It’s common for preteens and teenagers to go through phases where they resist showering or bathing regularly. As a parent, this can be frustrating and concerning. However, there are usually some underlying reasons why kids this age avoid showering that are worth exploring.
Common Reasons Kids Avoid Showering
Puberty can be an awkward time when kids become more self-conscious about their bodies. They may not want to see or wash parts of their body that are going through changes.
Girls in particular may be insecure about developing breasts and getting their period. Showering can cause anxiety around these insecurities.
Desire for Independence
As preteens and teens start to exert their independence, daily hygiene may be one area they try to control. Avoiding showering can be their way of rebelling against parental rules and expectations.
Between school, activities, friends, and devices, some kids have jam-packed schedules. Showering takes time and may not be a priority for busy tweens or teens. They may say they “forgot” or don’t have time.
Like adults, kids sometimes feel tired or lazy after a long day. The thought of standing in the shower may seem exhausting or tedious. Mornings can be especially difficult when kids are wiped out from staying up too late.
For some children, the feel of water spraying on them or the sound of the shower can be unpleasant. Kids with sensory processing difficulties may resist showering.
Depression in adolescents can manifest as a lack of interest in self-care such as regularly showering and bathing. If depression is the cause, other symptoms may also be present like sleeping too much or too little, irritability, and withdrawing from friends and family.
Tips for Getting Kids to Shower
If your tween or teen is refusing to shower, try some of these tips before tensions rise:
Have an Honest Conversation
Sit down with your child at a calm time and explain your concerns about their hygiene. Don’t criticize, but express worry about how skipping showers can affect their health, social life, and self-esteem.

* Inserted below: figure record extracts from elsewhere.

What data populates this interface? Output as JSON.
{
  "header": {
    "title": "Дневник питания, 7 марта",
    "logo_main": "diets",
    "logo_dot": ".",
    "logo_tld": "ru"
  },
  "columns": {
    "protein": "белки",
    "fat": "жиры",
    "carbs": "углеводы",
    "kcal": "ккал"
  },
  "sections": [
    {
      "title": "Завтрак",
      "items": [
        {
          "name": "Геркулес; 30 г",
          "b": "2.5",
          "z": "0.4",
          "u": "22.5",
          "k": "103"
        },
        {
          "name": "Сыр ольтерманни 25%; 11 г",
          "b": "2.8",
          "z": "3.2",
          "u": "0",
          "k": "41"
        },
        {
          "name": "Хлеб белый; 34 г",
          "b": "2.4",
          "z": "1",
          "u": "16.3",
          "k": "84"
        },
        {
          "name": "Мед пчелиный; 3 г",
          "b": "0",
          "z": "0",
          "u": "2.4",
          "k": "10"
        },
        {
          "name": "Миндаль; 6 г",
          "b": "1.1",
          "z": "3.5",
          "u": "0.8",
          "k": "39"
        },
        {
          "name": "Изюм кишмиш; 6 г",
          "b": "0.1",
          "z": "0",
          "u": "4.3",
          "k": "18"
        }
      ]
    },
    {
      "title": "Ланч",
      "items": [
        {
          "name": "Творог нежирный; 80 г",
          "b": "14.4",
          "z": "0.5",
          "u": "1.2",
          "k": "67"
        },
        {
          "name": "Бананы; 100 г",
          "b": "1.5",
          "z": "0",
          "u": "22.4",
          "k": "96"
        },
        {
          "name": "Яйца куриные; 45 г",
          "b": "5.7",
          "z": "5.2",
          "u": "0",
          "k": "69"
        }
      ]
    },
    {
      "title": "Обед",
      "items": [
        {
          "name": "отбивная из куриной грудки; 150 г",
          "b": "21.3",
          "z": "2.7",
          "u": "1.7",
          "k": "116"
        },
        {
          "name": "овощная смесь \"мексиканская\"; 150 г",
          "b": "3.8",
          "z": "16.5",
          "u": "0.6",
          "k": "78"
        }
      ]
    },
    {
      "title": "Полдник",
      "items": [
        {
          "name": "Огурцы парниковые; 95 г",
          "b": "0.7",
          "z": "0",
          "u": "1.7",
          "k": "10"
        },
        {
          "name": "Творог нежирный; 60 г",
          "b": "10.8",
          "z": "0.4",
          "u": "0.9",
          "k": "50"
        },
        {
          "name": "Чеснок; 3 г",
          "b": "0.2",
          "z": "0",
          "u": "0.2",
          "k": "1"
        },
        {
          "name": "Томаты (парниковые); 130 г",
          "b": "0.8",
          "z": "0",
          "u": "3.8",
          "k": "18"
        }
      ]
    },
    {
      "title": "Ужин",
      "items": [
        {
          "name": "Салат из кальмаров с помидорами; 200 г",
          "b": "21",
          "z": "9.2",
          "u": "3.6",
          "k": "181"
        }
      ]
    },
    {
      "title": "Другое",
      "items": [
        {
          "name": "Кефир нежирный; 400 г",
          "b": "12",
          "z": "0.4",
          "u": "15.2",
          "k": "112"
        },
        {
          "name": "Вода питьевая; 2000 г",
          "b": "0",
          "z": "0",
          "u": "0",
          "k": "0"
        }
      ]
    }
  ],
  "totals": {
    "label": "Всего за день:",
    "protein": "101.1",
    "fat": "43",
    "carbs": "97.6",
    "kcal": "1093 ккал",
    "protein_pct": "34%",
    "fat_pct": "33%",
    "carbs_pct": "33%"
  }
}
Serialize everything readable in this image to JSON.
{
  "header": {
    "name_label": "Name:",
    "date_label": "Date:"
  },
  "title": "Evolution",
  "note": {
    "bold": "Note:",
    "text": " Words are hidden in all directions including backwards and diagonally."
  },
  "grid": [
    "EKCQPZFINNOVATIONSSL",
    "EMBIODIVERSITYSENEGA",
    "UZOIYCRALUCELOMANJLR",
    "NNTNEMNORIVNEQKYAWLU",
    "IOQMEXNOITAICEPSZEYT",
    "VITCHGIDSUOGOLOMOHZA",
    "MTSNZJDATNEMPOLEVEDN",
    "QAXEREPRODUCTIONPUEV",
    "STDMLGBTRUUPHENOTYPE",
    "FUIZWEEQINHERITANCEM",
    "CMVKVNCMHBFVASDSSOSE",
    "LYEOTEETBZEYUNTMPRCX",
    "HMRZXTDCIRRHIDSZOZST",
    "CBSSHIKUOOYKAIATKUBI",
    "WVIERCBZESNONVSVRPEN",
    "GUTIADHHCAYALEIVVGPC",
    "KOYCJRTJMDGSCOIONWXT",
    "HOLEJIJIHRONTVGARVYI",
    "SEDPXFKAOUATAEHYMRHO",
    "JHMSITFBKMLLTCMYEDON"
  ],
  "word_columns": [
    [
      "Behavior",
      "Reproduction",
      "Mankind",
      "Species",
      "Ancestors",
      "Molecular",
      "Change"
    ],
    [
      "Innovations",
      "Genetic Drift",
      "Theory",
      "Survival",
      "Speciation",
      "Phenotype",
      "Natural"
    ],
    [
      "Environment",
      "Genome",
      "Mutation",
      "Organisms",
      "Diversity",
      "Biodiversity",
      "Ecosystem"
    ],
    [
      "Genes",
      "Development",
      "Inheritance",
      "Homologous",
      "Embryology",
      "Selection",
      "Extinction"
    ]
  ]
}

Ask them open-ended questions about why they don’t want to shower and discuss solutions together.
Set a Routine
Establish a regular showering schedule, like before bedtime. Set reminders and provide rewards like a favorite snack or 30 extra minutes of device time for sticking to the routine.
Make sure to schedule showers around your child’s preferences – for example, some kids may strongly prefer mornings over evenings.
Get New Bath Products
Buy fun new shampoos, soaps, sponges, razors, etc. tailored to your child’s interests. Products marketed to adults rather than little kids can help teens feel more mature. Let them pick out products they find appealing.
Adjust the Shower Settings
Experiment with water temperature, pressure, and showerhead settings to make showering more enjoyable. Install a waterproof Bluetooth speaker so they can listen to music. Consider buying lush bathrobes and towels to create a spa-like experience.
Use Positive Reinforcement
Compliment your daughter when she showers without being reminded. Say she looks/smells nice, her hair looks shiny, etc. to positively reinforce the habit. Small rewards like picking dinner or a movie can also motivate.
Set a Good Example
Make sure you are modeling good hygiene habits for your kids to follow. Discuss how you make time to shower every day, use deodorant, wash your hair, shave, etc. Kids learn by watching their parents’ behavior.
Involve the Doctor
If avoiding showering persists despite your best efforts, bring it up to your child’s pediatrician. They can help rule out underlying physical or mental health issues and talk to your child about the importance of bathing.
With patience and compassion, you can get to the bottom of why your daughter is avoiding showering and come up with solutions. Try to make showering an uplifting rather than dreaded experience. With time, consistency and encouragement, the habit can form.